History professors must earn a graduate degree, generally requiring significant research and writing in an area of specialization. They communicate findings with a variety of audiences and through a number of mediums. Job growth is good for professors as a whole.
History professors instruct college history students in broad and specialized topics. They typically hold a Doctor of Philosophy (Ph.D.) degree, though a master's degree may qualify them for work at some junior colleges. Some doctoral programs require work as a teaching assistant and foreign language exams.
|Required Education||Master's for some 2-year colleges, Doctorate for universities and 4-year colleges|
|Other Requirements||Teaching assistant experience and foreign language exams may be required|
|Projected Job Growth (2018-2028)*||6% for history teachers, postsecondary|
|Median Salary (2018)*||$74,590 annually for history teachers, postsecondary|
Source: *U.S. Bureau of Labor Statistics
History Professor Career Information
History professors typically work in history departments of colleges and universities, although employment may be available with museums or historical societies. They can specialize in the history of an area or time period. History professors aren't just knowledgeable about the causes and effects of historic events; they know how to communicate the concepts to large groups. They divide their time between instructing history courses and writing for academic publications.

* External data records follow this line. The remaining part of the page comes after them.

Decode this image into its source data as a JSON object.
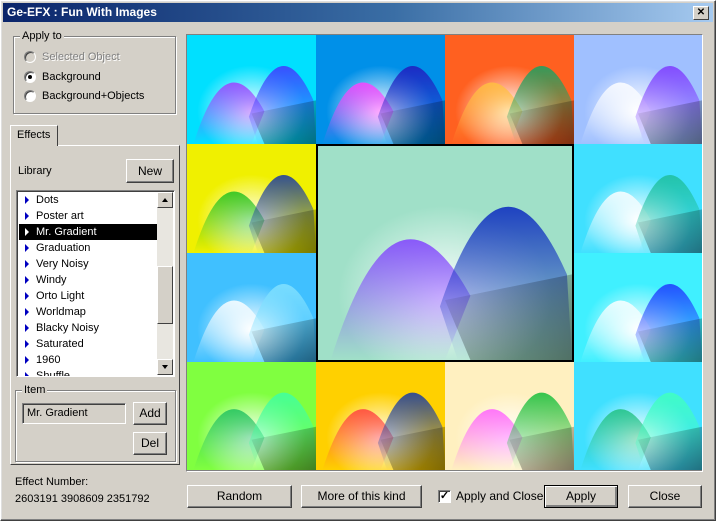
{
  "window": {
    "title": "Ge-EFX : Fun With Images",
    "close_glyph": "✕"
  },
  "apply_to": {
    "label": "Apply to",
    "options": [
      {
        "label": "Selected Object",
        "checked": false,
        "disabled": true
      },
      {
        "label": "Background",
        "checked": true,
        "disabled": false
      },
      {
        "label": "Background+Objects",
        "checked": false,
        "disabled": false
      }
    ]
  },
  "effects": {
    "tab_label": "Effects",
    "library_label": "Library",
    "new_label": "New",
    "library_items": [
      "Dots",
      "Poster art",
      "Mr. Gradient",
      "Graduation",
      "Very Noisy",
      "Windy",
      "Orto Light",
      "Worldmap",
      "Blacky Noisy",
      "Saturated",
      "1960",
      "Shuffle"
    ],
    "selected_index": 2
  },
  "item": {
    "label": "Item",
    "value": "Mr. Gradient",
    "add_label": "Add",
    "del_label": "Del"
  },
  "effect_number": {
    "label": "Effect Number:",
    "value": "2603191 3908609 2351792"
  },
  "buttons": {
    "random": "Random",
    "more": "More of this kind",
    "apply_close": "Apply and Close",
    "apply_close_checked": true,
    "apply": "Apply",
    "close": "Close"
  },
  "tiles": [
    {
      "bg": "#00e0ff",
      "c1": "#a040ff",
      "c2": "#4040ff"
    },
    {
      "bg": "#0090e8",
      "c1": "#ff40ff",
      "c2": "#2020c0"
    },
    {
      "bg": "#ff6020",
      "c1": "#ffc040",
      "c2": "#20a060"
    },
    {
      "bg": "#a0c0ff",
      "c1": "#ffffff",
      "c2": "#8040ff"
    },
    {
      "bg": "#f0f000",
      "c1": "#20c020",
      "c2": "#2040a0"
    },
    {
      "bg": "#a0e0c8",
      "c1": "#8040ff",
      "c2": "#1030c0"
    },
    {
      "bg": "#40e0ff",
      "c1": "#ffffff",
      "c2": "#20c0a0"
    },
    {
      "bg": "#40c0ff",
      "c1": "#ffffff",
      "c2": "#80e0ff"
    },
    {
      "bg": "#40f0ff",
      "c1": "#ffffff",
      "c2": "#2040ff"
    },
    {
      "bg": "#80ff40",
      "c1": "#20c060",
      "c2": "#40ffa0"
    },
    {
      "bg": "#ffd000",
      "c1": "#ff4040",
      "c2": "#2040a0"
    },
    {
      "bg": "#fff0c0",
      "c1": "#ff60ff",
      "c2": "#20c040"
    },
    {
      "bg": "#40e0ff",
      "c1": "#20c080",
      "c2": "#40ffc0"
    }
  ]
}
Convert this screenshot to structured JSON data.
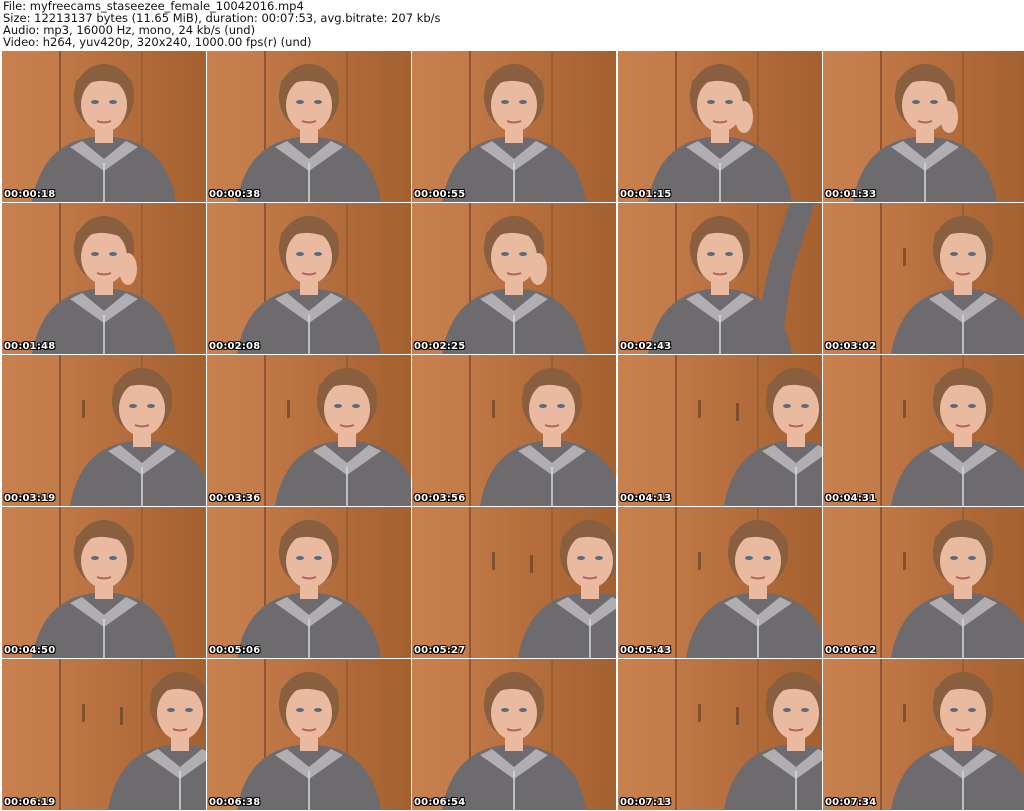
{
  "header": {
    "file_line": "File: myfreecams_staseezee_female_10042016.mp4",
    "size_line": "Size: 12213137 bytes (11.65 MiB), duration: 00:07:53, avg.bitrate: 207 kb/s",
    "audio_line": "Audio: mp3, 16000 Hz, mono, 24 kb/s (und)",
    "video_line": "Video: h264, yuv420p, 320x240, 1000.00 fps(r) (und)"
  },
  "thumbnails": [
    {
      "timestamp": "00:00:18",
      "pose": "center"
    },
    {
      "timestamp": "00:00:38",
      "pose": "center"
    },
    {
      "timestamp": "00:00:55",
      "pose": "center"
    },
    {
      "timestamp": "00:01:15",
      "pose": "hand"
    },
    {
      "timestamp": "00:01:33",
      "pose": "hand"
    },
    {
      "timestamp": "00:01:48",
      "pose": "hand"
    },
    {
      "timestamp": "00:02:08",
      "pose": "center"
    },
    {
      "timestamp": "00:02:25",
      "pose": "hand"
    },
    {
      "timestamp": "00:02:43",
      "pose": "arm-up"
    },
    {
      "timestamp": "00:03:02",
      "pose": "right"
    },
    {
      "timestamp": "00:03:19",
      "pose": "right"
    },
    {
      "timestamp": "00:03:36",
      "pose": "right"
    },
    {
      "timestamp": "00:03:56",
      "pose": "right"
    },
    {
      "timestamp": "00:04:13",
      "pose": "far-right"
    },
    {
      "timestamp": "00:04:31",
      "pose": "right"
    },
    {
      "timestamp": "00:04:50",
      "pose": "center"
    },
    {
      "timestamp": "00:05:06",
      "pose": "center"
    },
    {
      "timestamp": "00:05:27",
      "pose": "far-right"
    },
    {
      "timestamp": "00:05:43",
      "pose": "right"
    },
    {
      "timestamp": "00:06:02",
      "pose": "right"
    },
    {
      "timestamp": "00:06:19",
      "pose": "far-right"
    },
    {
      "timestamp": "00:06:38",
      "pose": "center"
    },
    {
      "timestamp": "00:06:54",
      "pose": "center"
    },
    {
      "timestamp": "00:07:13",
      "pose": "far-right"
    },
    {
      "timestamp": "00:07:34",
      "pose": "right"
    }
  ],
  "colors": {
    "wood": "#b8703f",
    "wood_dark": "#8f5430",
    "sweater": "#6d6b6e",
    "skin": "#e9b9a0",
    "hair": "#8a5f3f"
  }
}
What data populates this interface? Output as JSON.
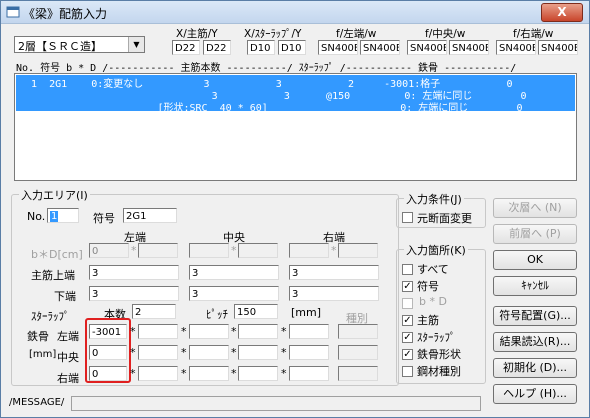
{
  "window": {
    "title": "《梁》配筋入力",
    "close_label": "X"
  },
  "floor_select": {
    "value": "2層【ＳＲＣ造】"
  },
  "header_groups": [
    {
      "label": "X/主筋/Y",
      "left": "D22",
      "right": "D22"
    },
    {
      "label": "X/ｽﾀｰﾗｯﾌﾟ/Y",
      "left": "D10",
      "right": "D10"
    },
    {
      "label": "f/左端/w",
      "left": "SN400B",
      "right": "SN400B"
    },
    {
      "label": "f/中央/w",
      "left": "SN400B",
      "right": "SN400B"
    },
    {
      "label": "f/右端/w",
      "left": "SN400B",
      "right": "SN400B"
    }
  ],
  "list_header": "No.   符号   b * D   /----------- 主筋本数 ----------/  ｽﾀｰﾗｯﾌﾟ /----------- 鉄骨 -----------/",
  "list_rows": [
    "  1  2G1    0:変更なし          3           3           2     -3001:格子           0",
    "                                3           3      @150         0: 左端に同じ        0",
    "                       [形状:SRC  40 * 60]                      0: 左端に同じ        0"
  ],
  "input_area": {
    "title": "入力エリア(I)",
    "no_label": "No.",
    "no_value": "1",
    "fugo_label": "符号",
    "fugo_value": "2G1",
    "col_left": "左端",
    "col_center": "中央",
    "col_right": "右端",
    "bd_label": "b＊D[cm]",
    "bd_left_b": "0",
    "star": "*",
    "main_top_label": "主筋上端",
    "main_top": [
      "3",
      "3",
      "3"
    ],
    "main_bottom_label": "下端",
    "main_bottom": [
      "3",
      "3",
      "3"
    ],
    "stirrup_label": "ｽﾀｰﾗｯﾌﾟ",
    "count_label": "本数",
    "count_value": "2",
    "pitch_label": "ﾋﾟｯﾁ",
    "pitch_value": "150",
    "mm_label": "[mm]",
    "shubetsu_label": "種別",
    "steel_label": "鉄骨",
    "steel_mm": "[mm]",
    "steel_left_label": "左端",
    "steel_center_label": "中央",
    "steel_right_label": "右端",
    "steel_values": [
      "-3001",
      "0",
      "0"
    ]
  },
  "input_condition": {
    "title": "入力条件(J)",
    "section_change": "元断面変更"
  },
  "input_location": {
    "title": "入力箇所(K)",
    "items": [
      {
        "label": "すべて",
        "checked": false,
        "enabled": true
      },
      {
        "label": "符号",
        "checked": true,
        "enabled": true
      },
      {
        "label": "b * D",
        "checked": false,
        "enabled": false
      },
      {
        "label": "主筋",
        "checked": true,
        "enabled": true
      },
      {
        "label": "ｽﾀｰﾗｯﾌﾟ",
        "checked": true,
        "enabled": true
      },
      {
        "label": "鉄骨形状",
        "checked": true,
        "enabled": true
      },
      {
        "label": "鋼材種別",
        "checked": false,
        "enabled": true
      }
    ]
  },
  "buttons": {
    "next": "次層へ (N)",
    "prev": "前層へ (P)",
    "ok": "OK",
    "cancel": "ｷｬﾝｾﾙ",
    "sign_layout": "符号配置(G)...",
    "load_result": "結果読込(R)...",
    "init": "初期化 (D)...",
    "help": "ヘルプ (H)..."
  },
  "status": {
    "label": "/MESSAGE/"
  }
}
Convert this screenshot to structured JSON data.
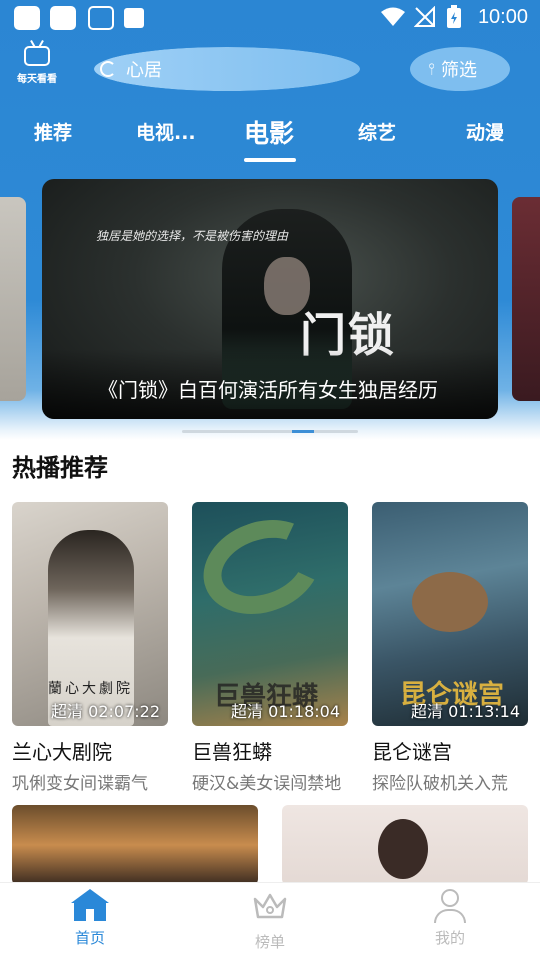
{
  "status_bar": {
    "time": "10:00"
  },
  "header": {
    "logo_text": "每天看看",
    "search_placeholder": "心居",
    "filter_label": "筛选"
  },
  "tabs": [
    {
      "label": "推荐",
      "active": false
    },
    {
      "label": "电视...",
      "active": false
    },
    {
      "label": "电影",
      "active": true
    },
    {
      "label": "综艺",
      "active": false
    },
    {
      "label": "动漫",
      "active": false
    }
  ],
  "banner": {
    "caption": "《门锁》白百何演活所有女生独居经历",
    "poster_tagline": "独居是她的选择，不是被伤害的理由",
    "poster_title": "门锁"
  },
  "section": {
    "title": "热播推荐"
  },
  "movies": [
    {
      "title": "兰心大剧院",
      "subtitle": "巩俐变女间谍霸气",
      "badge": "超清 02:07:22",
      "poster_text": "蘭心大劇院"
    },
    {
      "title": "巨兽狂蟒",
      "subtitle": "硬汉&美女误闯禁地",
      "badge": "超清 01:18:04",
      "poster_text": "巨兽狂蟒"
    },
    {
      "title": "昆仑谜宫",
      "subtitle": "探险队破机关入荒",
      "badge": "超清 01:13:14",
      "poster_text": "昆仑谜宫"
    }
  ],
  "bottom_nav": [
    {
      "label": "首页",
      "active": true,
      "color": "#2a88d8"
    },
    {
      "label": "榜单",
      "active": false,
      "color": "#bbbbbb"
    },
    {
      "label": "我的",
      "active": false,
      "color": "#bbbbbb"
    }
  ],
  "colors": {
    "primary": "#2b86d3",
    "accent": "#2a88d8"
  }
}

History professors are skilled investigators who must be able to work independently. Because their jobs require delivering lectures and publishing papers, they need strong communication and writing abilities. History professors often lend their expertise at speaking engagements and mentor graduate students who are pursuing their doctorates.
Requirements for Becoming a History Professor
While a master's degree can qualify an individual for employment at a junior college, most jobs for history professors at the university-level will require a doctorate (Ph.D.). To earn a Ph.D., students must complete a bachelor's program and extensive graduate study that includes publishing original research. According to the U.S. Bureau of Labor Statistics (BLS), the average Ph.D. program takes six years of full-time study beyond a bachelor's degree (www.bls.gov).
Prospective history professors must complete a bachelor's degree program in history or a related field. These programs include coursework in different geographical areas and time periods. Many history programs allow students to select one or two concentration areas and several lower division requirements from outside their concentration areas. The concentration areas require a greater number of credit hours than the lower divisions.
Students have the option of pursuing master's degrees or proceeding directly into Ph.D. programs after completing undergraduate studies. Since Ph.D. programs require applicants to have completed significant research, many students complete a master's degree before applying. Students in a master's program may use their thesis to focus on their concentration area and expand upon it during Ph.D. studies. Some programs only admit students with master's degrees but allow the credits earned to count towards the Ph.D. requirements.
Ph.D. candidates must meet foreign language and exam requirements. Some concentration areas may require students to pass multiple foreign language exams. Examinations are based on a student's concentration, but programs that require students to pass more than one exam include an outside area. The capstone requirement of a Ph.D. program is the doctoral dissertation and subsequent defense to an individual's graduate committee.
While working toward Ph.D.s, students may work as teaching assistants (TAs) to undergraduate students or as research assistants to professors in exchange for stipends and fellowships. Besides the financial incentives, these positions provide work experience. Some programs may require students to work as TAs for a semester or more.
The BLS states that many Ph.D.s begin their careers as instructors and move through the ranks that include assistant professor, associate professor and professor. New instructors are given a period to teach and conduct research before being reviewed. Those who earn favorable reviews are often given tenure, which makes firing them difficult. Many schools offer more non-tenure track positions, such as part-time and adjunct faculty, that typically do not pay as well.
Employment Outlook and Salary Information
According to the BLS, career opportunities for postsecondary history teachers are expected to increase by 6% from 2018 to 2028, which is slightly higher than the average for all careers in the nation. In May of 2018, the BLS also reported that postsecondary history professors earned a median salary of $74,590 per year.
Aspiring history professors can expect to earn a Ph.D., find some degree of specialization and work through a number of teaching ranks to earn professorship. The professor career is experiencing strong job growth, and history professors had a median salary of nearly $75,000 in 2018.